AGR sent technicians to the Dial lab for two days to teach the technicians how to set up the programs. Setting up the test program is the most time-consuming part of the operation, Wallis says. But once a program is developed, it’s stored so it can be called up very quickly the next time it’s needed.
Thus far, Dial has continued to use the testing protocols that it had already established for mold qualifications. The protocol addresses not only how many bottles need to be tested from each cavity, but it also tracks how the supplier’s process performs over time.
Wallis is also convinced that the tests and results will be more accurate and repeatable than when the lab tested manually. “There’s a certain variability from technician to technician. We’ve done gauge R&R [repeatability and reproducibility] studies for everyone here. So it’s a real plus that the VBG eliminates that individual variability,” Wallis points out.
Benefits all around
When asked whether the VBG is more helpful in package development or in mold qualification, Wallis says that both processes benefit from quicker turnaround. “With our goal to speed up innovation and improve our speed-to-market for new products, this instrument is a tool that helps our lab support the engineers to do that,” she says. “It has really helped the lab in our utilization of resources.”

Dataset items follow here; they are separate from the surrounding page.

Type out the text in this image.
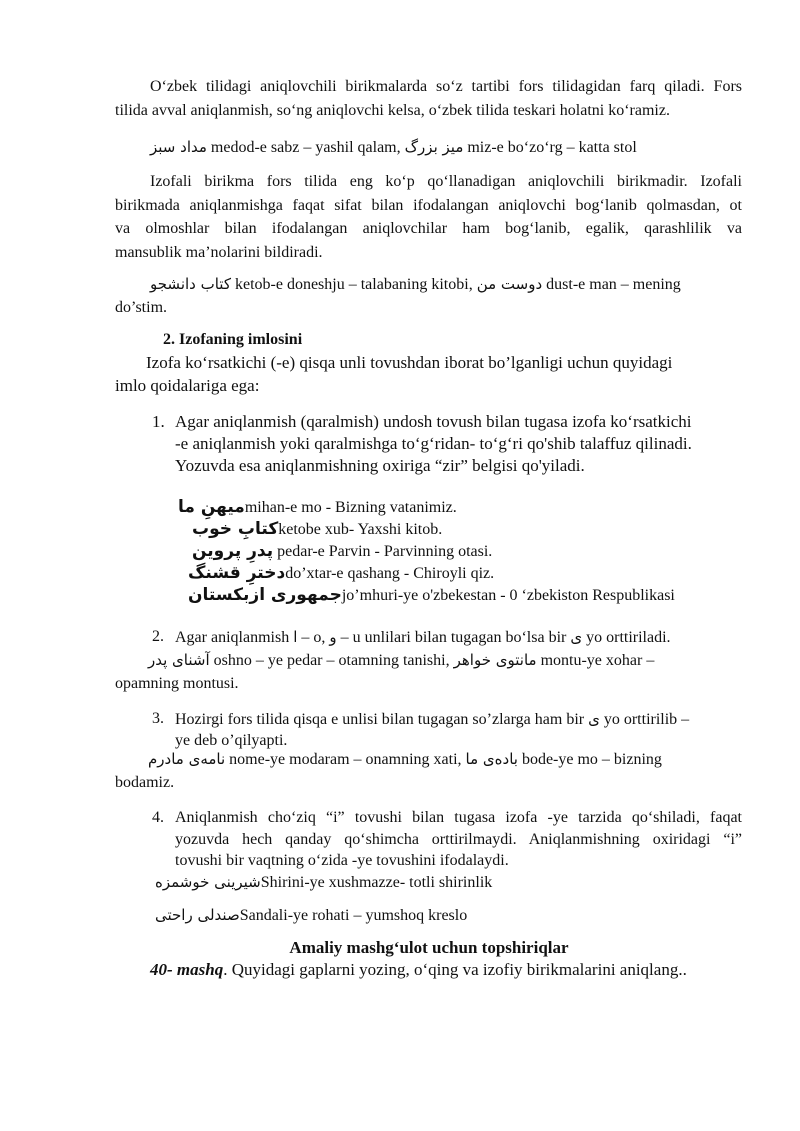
O‘zbek tilidagi aniqlovchili birikmalarda so‘z tartibi fors tilidagidan farq qiladi. Fors
tilida avval aniqlanmish, so‘ng aniqlovchi kelsa, o‘zbek tilida teskari holatni ko‘ramiz.
مداد سبز medod-e sabz – yashil qalam, میز بزرگ miz-e bo‘zo‘rg – katta stol
Izofali birikma fors tilida eng ko‘p qo‘llanadigan aniqlovchili birikmadir. Izofali
birikmada aniqlanmishga faqat sifat bilan ifodalangan aniqlovchi bog‘lanib qolmasdan, ot
va olmoshlar bilan ifodalangan aniqlovchilar ham bog‘lanib, egalik, qarashlilik va
mansublik ma’nolarini bildiradi.
کتاب دانشجو ketob-e doneshju – talabaning kitobi, دوست من dust-e man – mening
do’stim.
2. Izofaning imlosini
Izofa ko‘rsatkichi (-e) qisqa unli tovushdan iborat bo’lganligi uchun quyidagi
imlo qoidalariga ega:
1. Agar aniqlanmish (qaralmish) undosh tovush bilan tugasa izofa ko‘rsatkichi
-e aniqlanmish yoki qaralmishga to‘g‘ridan- to‘g‘ri qo'shib talaffuz qilinadi.
Yozuvda esa aniqlanmishning oxiriga “zir” belgisi qo'yiladi.
میهنِ ماmihan-e mo - Bizning vatanimiz.
کتابِ خوبketobe xub- Yaxshi kitob.
پدرِ پروین pedar-e Parvin - Parvinning otasi.
دخترِ قشنگdo’xtar-e qashang - Chiroyli qiz.
جمهوری ازبکستانjo’mhuri-ye o'zbekestan - 0 ‘zbekiston Respublikasi
2. Agar aniqlanmish ا – o, و – u unlilari bilan tugagan bo‘lsa bir ی yo orttiriladi.
آشنای پدر oshno – ye pedar – otamning tanishi, مانتوی خواهر montu-ye xohar –
opamning montusi.
3. Hozirgi fors tilida qisqa e unlisi bilan tugagan so’zlarga ham bir ی yo orttirilib –
ye deb o’qilyapti.
نامه‌ی مادرم nome-ye modaram – onamning xati, باده‌ی ما bode-ye mo – bizning
bodamiz.
4. Aniqlanmish cho‘ziq “i” tovushi bilan tugasa izofa -ye tarzida qo‘shiladi, faqat
yozuvda hech qanday qo‘shimcha orttirilmaydi. Aniqlanmishning oxiridagi “i”
tovushi bir vaqtning o‘zida -ye tovushini ifodalaydi.
شیرینی خوشمزهShirini-ye xushmazze- totli shirinlik
صندلی راحتیSandali-ye rohati – yumshoq kreslo
Amaliy mashg‘ulot uchun topshiriqlar
40- mashq. Quyidagi gaplarni yozing, o‘qing va izofiy birikmalarini aniqlang..
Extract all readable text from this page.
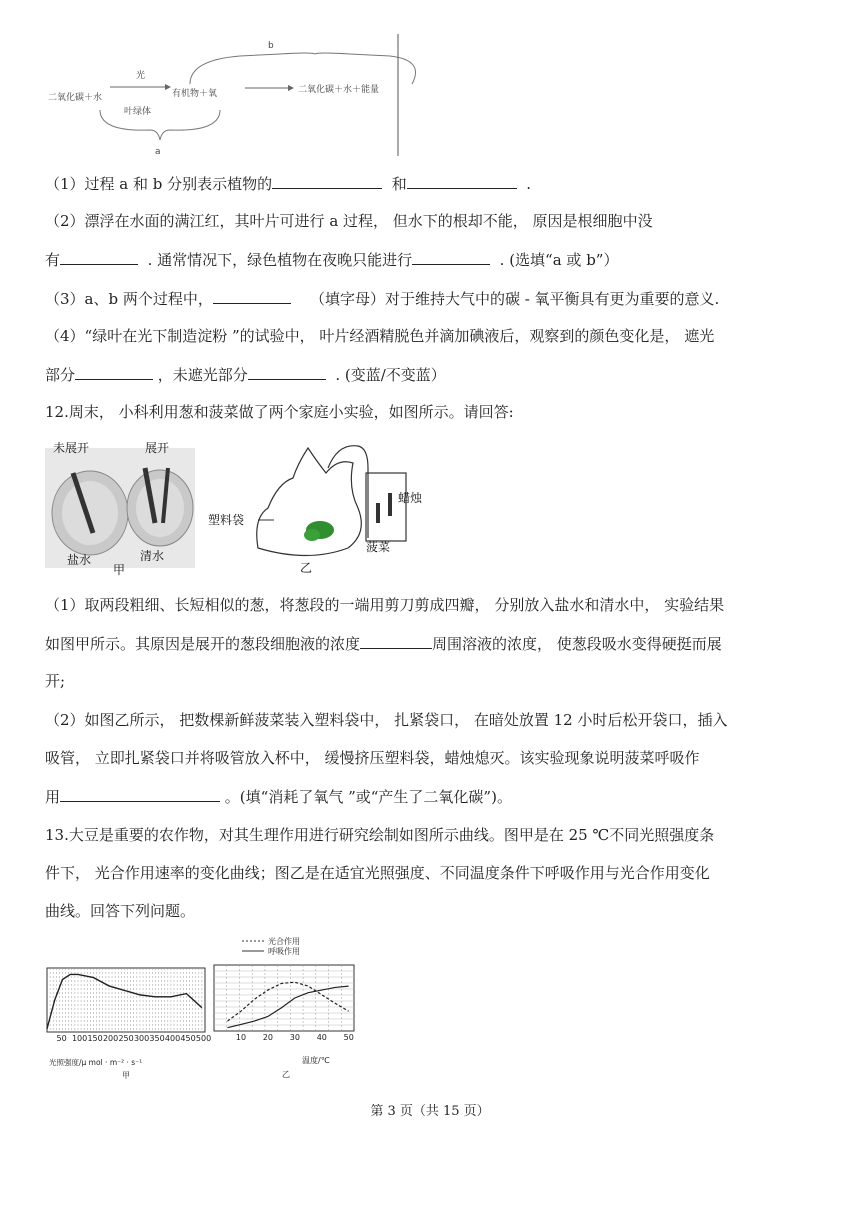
b
光
二氧化碳＋水	有机物＋氧	二氧化碳＋水＋能量
叶绿体
a
（1）过程 a 和 b 分别表示植物的	和	.
（2）漂浮在水面的满江红，其叶片可进行 a 过程， 但水下的根却不能， 原因是根细胞中没
有	. 通常情况下，绿色植物在夜晚只能进行	. (选填“a 或 b”）
（3）a、b 两个过程中，	（填字母）对于维持大气中的碳 - 氧平衡具有更为重要的意义.
（4）“绿叶在光下制造淀粉 ”的试验中， 叶片经酒精脱色并滴加碘液后，观察到的颜色变化是， 遮光
部分	，未遮光部分	. (变蓝/不变蓝）
12.周末， 小科利用葱和菠菜做了两个家庭小实验，如图所示。请回答:
未展开	展开
盐水	清水
甲
塑料袋
蜡烛
菠菜
乙
（1）取两段粗细、长短相似的葱，将葱段的一端用剪刀剪成四瓣， 分别放入盐水和清水中， 实验结果
如图甲所示。其原因是展开的葱段细胞液的浓度	周围溶液的浓度， 使葱段吸水变得硬挺而展
开;
（2）如图乙所示， 把数棵新鲜菠菜装入塑料袋中， 扎紧袋口， 在暗处放置 12 小时后松开袋口，插入
吸管， 立即扎紧袋口并将吸管放入杯中， 缓慢挤压塑料袋，蜡烛熄灭。该实验现象说明菠菜呼吸作
用	。(填“消耗了氧气 ”或“产生了二氧化碳”)。
13.大豆是重要的农作物，对其生理作用进行研究绘制如图所示曲线。图甲是在 25 ℃不同光照强度条
件下， 光合作用速率的变化曲线；图乙是在适宜光照强度、不同温度条件下呼吸作用与光合作用变化
曲线。回答下列问题。
50 100 150 200 250 300 350 400 450 500
光照强度/μ mol · m⁻² · s⁻¹
甲
光合作用
呼吸作用
10 20 30 40 50
温度/℃
乙
第 3 页（共 15 页）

Initially, there was some skepticism from the technicians, she recalls, but now she says there’s absolutely no hesitancy because it’s so easy to use. The lab remains fully staffed, and Wallis says the VBG does help the technicians do more testing and return results back to the engineers more quickly. “We get the data and results to our packaging engineers faster,” she says. “So it’s allowed us to speed up other work and spend more time on test method development.”
Plus she says the instrument has a connection to Dial’s network to send information electronically, and another feature allows AGR to troubleshoot from their facility, rather than having to send a technician. “It’s a great benefit even though we haven’t used it,” Wallis notes. “That was very reassuring to us.”